What I wasn't prepared for was the howling laughter of the elderly, how they roared their collective ways through the raunchy comedy, whether the romantic leads were were debating how often he should "go down" on her or how every rebuttal from a muscle-bound suitor in a movie theater ended up sounding like a graphic, gay come on. They loved every bit of it. They clapped when the movie was over!
I remember my friend telling me about the awkward experience of watching Tropic Thunder with his parents. I recalled watching the Clarence Thomas confirmation hearings when my parents were visiting, and my father refusing to believe that any man would commit any of the behaviors that Anita Hill was accusing Clarence Thomas of. My parents would have walked out of Trainwreck after 5 minutes; my dad wouldn't make it through a single episode of Deadwood.
My movie companions represent a new breed of elderly--they are the ones who would rather eat at Panera than Picadilly, who aren't transitioning into an elderly style of dress, who work their laptops and ride racing bikes, not a single-speed bicycle with thick tires and a basket in the front.

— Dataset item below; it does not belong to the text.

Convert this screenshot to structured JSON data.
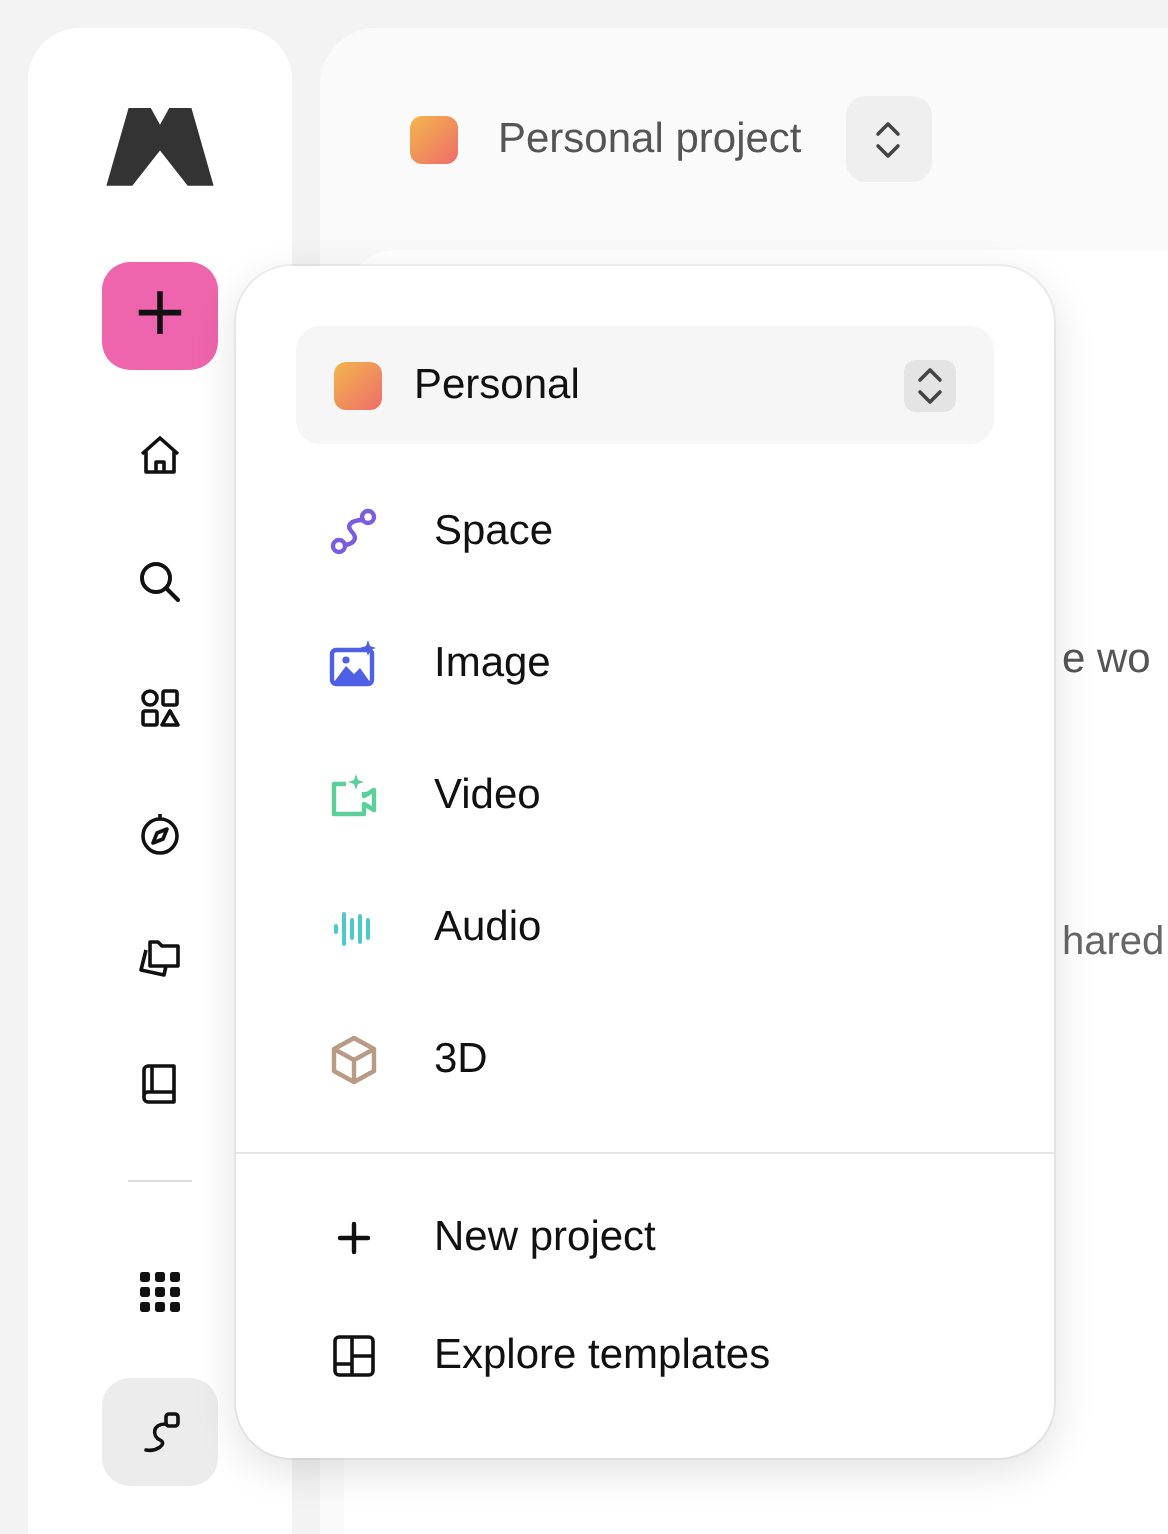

People who are 70 years old right now were 24 years old for Woodstock, 22 for the "Summer Of Love," 18 when LBJ started escalating the Vietnam War. They are approximately the same age as the living rock stars that we continue to idolize--Jagger, Richards, Young, Dylan, Townshend, Page, Plant.
The disconnect between seeing the Rolling Stones prancing on a stage in Atlanta and the active lives of their age mates in Florida retirement communities likely belongs to me. I'm sure the marketing experts have long since figured out that the leading edge of the "Baby Boomers" want to stay active and to not go gently. That's an encouraging trend. But I'm still adjusting to sitting next to someone's great grandmother while she giggles at oral sex jokes.